Vit-on jamais une âme en un jour plus atteinte
De joie et de douleur, d’espérance et de crainte,
Asservie en esclave à plus d’événements,
Et le piteux jouet de plus de changements ?
Un oracle m’assure, un songe me travaille ;
La paix calme l’effroi que me fait la bataille ;
Mon hymen se prépare, et presque en un moment
Pour combattre mon frère on choisit mon amant ;
Ce choix me désespère, et tous le désavouent ;
La partie est rompue, et les dieux la renouent ;
Rome semble vaincue, et seul des trois Albains,
Curiace en mon sang n’a point trempé ses mains.

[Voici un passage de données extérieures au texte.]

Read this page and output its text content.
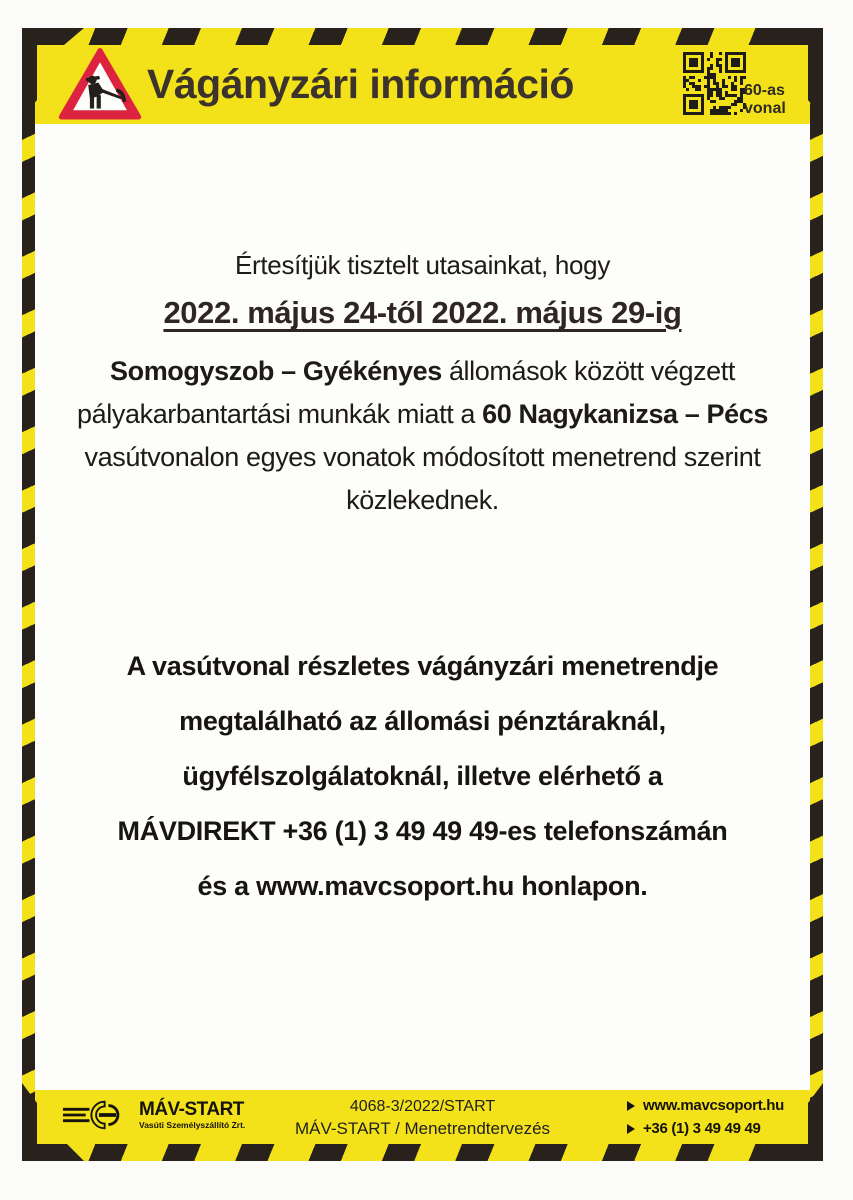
Vágányzári információ	60-as
vonal
Értesítjük tisztelt utasainkat, hogy
2022. május 24-től 2022. május 29-ig
Somogyszob – Gyékényes állomások között végzett pályakarbantartási munkák miatt a 60 Nagykanizsa – Pécs vasútvonalon egyes vonatok módosított menetrend szerint közlekednek.
A vasútvonal részletes vágányzári menetrendje
megtalálható az állomási pénztáraknál,
ügyfélszolgálatoknál, illetve elérhető a
MÁVDIREKT +36 (1) 3 49 49 49-es telefonszámán
és a www.mavcsoport.hu honlapon.
MÁV-START
Vasúti Személyszállító Zrt.
4068-3/2022/START
MÁV-START / Menetrendtervezés
www.mavcsoport.hu
+36 (1) 3 49 49 49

Ô dieux ! Sentais-je alors des douleurs trop légères
Pour le malheur de Rome et la mort de deux frères,
Et me flattais-je trop quand je croyais pouvoir
L’aimer encor sans crime et nourrir quelque espoir ?
Sa mort m’en punit bien, et la façon cruelle
Dont mon âme éperdue en reçoit la nouvelle :
Son rival me l’apprend, et faisant à mes yeux
D’un si triste succès le récit odieux,
Il porte sur le front une allégresse ouverte,
Que le bonheur public fait bien moins que ma perte ;
Et bâtissant en l’air sur le malheur d’autrui,
Aussi bien que mon frère il triomphe de lui.